WASHINGTON – Today on the Senate Floor, U.S. Senator Amy Klobuchar (D-MN) delivered the closing remarks calling for her colleagues to vote in favor of forming a bipartisan commission to investigate the violent attack on the U.S. Capitol on January 6.

Full transcript of remarks below and video available online HERE and for download HERE.
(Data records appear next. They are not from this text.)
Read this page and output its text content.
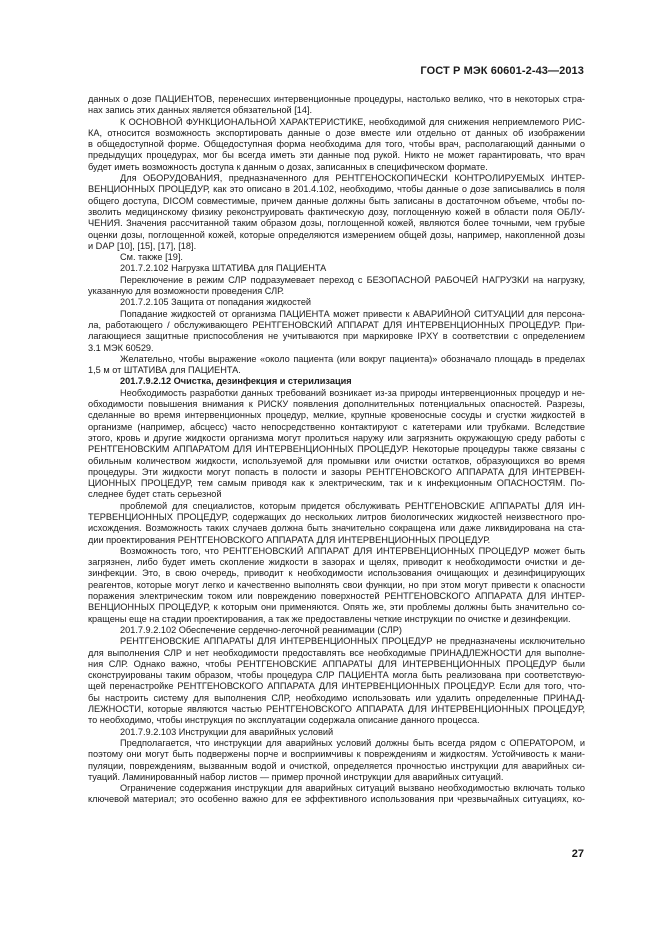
ГОСТ Р МЭК 60601-2-43—2013
данных о дозе ПАЦИЕНТОВ, перенесших интервенционные процедуры, настолько велико, что в некоторых стра-
нах запись этих данных является обязательной [14].
К ОСНОВНОЙ ФУНКЦИОНАЛЬНОЙ ХАРАКТЕРИСТИКЕ, необходимой для снижения неприемлемого РИС-
КА, относится возможность экспортировать данные о дозе вместе или отдельно от данных об изображении
в общедоступной форме. Общедоступная форма необходима для того, чтобы врач, располагающий данными о
предыдущих процедурах, мог бы всегда иметь эти данные под рукой. Никто не может гарантировать, что врач
будет иметь возможность доступа к данным о дозах, записанных в специфическом формате.
Для ОБОРУДОВАНИЯ, предназначенного для РЕНТГЕНОСКОПИЧЕСКИ КОНТРОЛИРУЕМЫХ ИНТЕР-
ВЕНЦИОННЫХ ПРОЦЕДУР, как это описано в 201.4.102, необходимо, чтобы данные о дозе записывались в поля
общего доступа, DICOM совместимые, причем данные должны быть записаны в достаточном объеме, чтобы по-
зволить медицинскому физику реконструировать фактическую дозу, поглощенную кожей в области поля ОБЛУ-
ЧЕНИЯ. Значения рассчитанной таким образом дозы, поглощенной кожей, являются более точными, чем грубые
оценки дозы, поглощенной кожей, которые определяются измерением общей дозы, например, накопленной дозы
и DAP [10], [15], [17], [18].
См. также [19].
201.7.2.102 Нагрузка ШТАТИВА для ПАЦИЕНТА
Переключение в режим СЛР подразумевает переход с БЕЗОПАСНОЙ РАБОЧЕЙ НАГРУЗКИ на нагрузку,
указанную для возможности проведения СЛР.
201.7.2.105 Защита от попадания жидкостей
Попадание жидкостей от организма ПАЦИЕНТА может привести к АВАРИЙНОЙ СИТУАЦИИ для персона-
ла, работающего / обслуживающего РЕНТГЕНОВСКИЙ АППАРАТ ДЛЯ ИНТЕРВЕНЦИОННЫХ ПРОЦЕДУР. При-
лагающиеся защитные приспособления не учитываются при маркировке IPXY в соответствии с определением
3.1 МЭК 60529.
Желательно, чтобы выражение «около пациента (или вокруг пациента)» обозначало площадь в пределах
1,5 м от ШТАТИВА для ПАЦИЕНТА.
201.7.9.2.12 Очистка, дезинфекция и стерилизация
Необходимость разработки данных требований возникает из-за природы интервенционных процедур и не-
обходимости повышения внимания к РИСКУ появления дополнительных потенциальных опасностей. Разрезы,
сделанные во время интервенционных процедур, мелкие, крупные кровеносные сосуды и сгустки жидкостей в
организме (например, абсцесс) часто непосредственно контактируют с катетерами или трубками. Вследствие
этого, кровь и другие жидкости организма могут пролиться наружу или загрязнить окружающую среду работы с
РЕНТГЕНОВСКИМ АППАРАТОМ ДЛЯ ИНТЕРВЕНЦИОННЫХ ПРОЦЕДУР. Некоторые процедуры также связаны с
обильным количеством жидкости, используемой для промывки или очистки остатков, образующихся во время
процедуры. Эти жидкости могут попасть в полости и зазоры РЕНТГЕНОВСКОГО АППАРАТА ДЛЯ ИНТЕРВЕН-
ЦИОННЫХ ПРОЦЕДУР, тем самым приводя как к электрическим, так и к инфекционным ОПАСНОСТЯМ. По-
следнее будет стать серьезной
проблемой для специалистов, которым придется обслуживать РЕНТГЕНОВСКИЕ АППАРАТЫ ДЛЯ ИН-
ТЕРВЕНЦИОННЫХ ПРОЦЕДУР, содержащих до нескольких литров биологических жидкостей неизвестного про-
исхождения. Возможность таких случаев должна быть значительно сокращена или даже ликвидирована на ста-
дии проектирования РЕНТГЕНОВСКОГО АППАРАТА ДЛЯ ИНТЕРВЕНЦИОННЫХ ПРОЦЕДУР.
Возможность того, что РЕНТГЕНОВСКИЙ АППАРАТ ДЛЯ ИНТЕРВЕНЦИОННЫХ ПРОЦЕДУР может быть
загрязнен, либо будет иметь скопление жидкости в зазорах и щелях, приводит к необходимости очистки и де-
зинфекции. Это, в свою очередь, приводит к необходимости использования очищающих и дезинфицирующих
реагентов, которые могут легко и качественно выполнять свои функции, но при этом могут привести к опасности
поражения электрическим током или повреждению поверхностей РЕНТГЕНОВСКОГО АППАРАТА ДЛЯ ИНТЕР-
ВЕНЦИОННЫХ ПРОЦЕДУР, к которым они применяются. Опять же, эти проблемы должны быть значительно со-
кращены еще на стадии проектирования, а так же предоставлены четкие инструкции по очистке и дезинфекции.
201.7.9.2.102 Обеспечение сердечно-легочной реанимации (СЛР)
РЕНТГЕНОВСКИЕ АППАРАТЫ ДЛЯ ИНТЕРВЕНЦИОННЫХ ПРОЦЕДУР не предназначены исключительно
для выполнения СЛР и нет необходимости предоставлять все необходимые ПРИНАДЛЕЖНОСТИ для выполне-
ния СЛР. Однако важно, чтобы РЕНТГЕНОВСКИЕ АППАРАТЫ ДЛЯ ИНТЕРВЕНЦИОННЫХ ПРОЦЕДУР были
сконструированы таким образом, чтобы процедура СЛР ПАЦИЕНТА могла быть реализована при соответствую-
щей перенастройке РЕНТГЕНОВСКОГО АППАРАТА ДЛЯ ИНТЕРВЕНЦИОННЫХ ПРОЦЕДУР. Если для того, что-
бы настроить систему для выполнения СЛР, необходимо использовать или удалить определенные ПРИНАД-
ЛЕЖНОСТИ, которые являются частью РЕНТГЕНОВСКОГО АППАРАТА ДЛЯ ИНТЕРВЕНЦИОННЫХ ПРОЦЕДУР,
то необходимо, чтобы инструкция по эксплуатации содержала описание данного процесса.
201.7.9.2.103 Инструкции для аварийных условий
Предполагается, что инструкции для аварийных условий должны быть всегда рядом с ОПЕРАТОРОМ, и
поэтому они могут быть подвержены порче и восприимчивы к повреждениям и жидкостям. Устойчивость к мани-
пуляции, повреждениям, вызванным водой и очисткой, определяется прочностью инструкции для аварийных си-
туаций. Ламинированный набор листов — пример прочной инструкции для аварийных ситуаций.
Ограничение содержания инструкции для аварийных ситуаций вызвано необходимостью включать только
ключевой материал; это особенно важно для ее эффективного использования при чрезвычайных ситуациях, ко-
27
Mr. President, as Chair of the Rules Committee, I implore my colleagues to vote for this commission. On January 6th, we all walked over that broken glass. We all saw the spray paint on the walls. We all stood huddled together in shelters. And most of us, most of us, the vast majority of us, Democrats and Republicans, voted to uphold our democracy that night, late into the evening. But it doesn’t end there. I give to you the words of slain Officer Brian Sicknick’s mother -- an ordinary woman who never has been involved in politics, now forced to do extraordinary things and lobby members of this body to simply get to the truth. She said this, “Not having a January 6th commission to look into exactly what occurred is a slap in the faces of all the officers who did their jobs that day.” For months, national security experts have called for a bipartisan commission. Yesterday, the Department of Homeland Security, former secretaries from the Bush and Obama administrations, Chertoff, Ridge, Napolitano, Johnson all called for this commission. This commission is modeled exactly after the gold standard of investigations and recommendations: the 9/11 commission. It is modeled in the words of how the staff is chosen. It is modeled in the words of getting to the bottom of something and getting something done. But yet, so many of our colleagues sadly on the other side of the aisle are refusing to move on this. Colleagues -- we owe it to the heroic Capitol Police, to the first responders, to the staff members who sat in closets for hours and hours and hours, to the police officer who is called the N word 15 times and then sat in the Rotunda and looked at another officer and said, “Is this America?” We owe it to them, that put themselves in harm's way to protect the Capitol and the sacred democratic process. Inaction is not an option and no, the report that we are doing that I’m so proud of with Senator Peters and Senator Portman and Senator Blunt, which will come out shortly, that is about an immediate response and bills we have to pass and things we have to do and mistakes that were made. It's an important report and we’re proud of our work. But it is no substitute for a 9/11 style commission. And I implore our colleagues to vote with us to get this done. I yield the floor.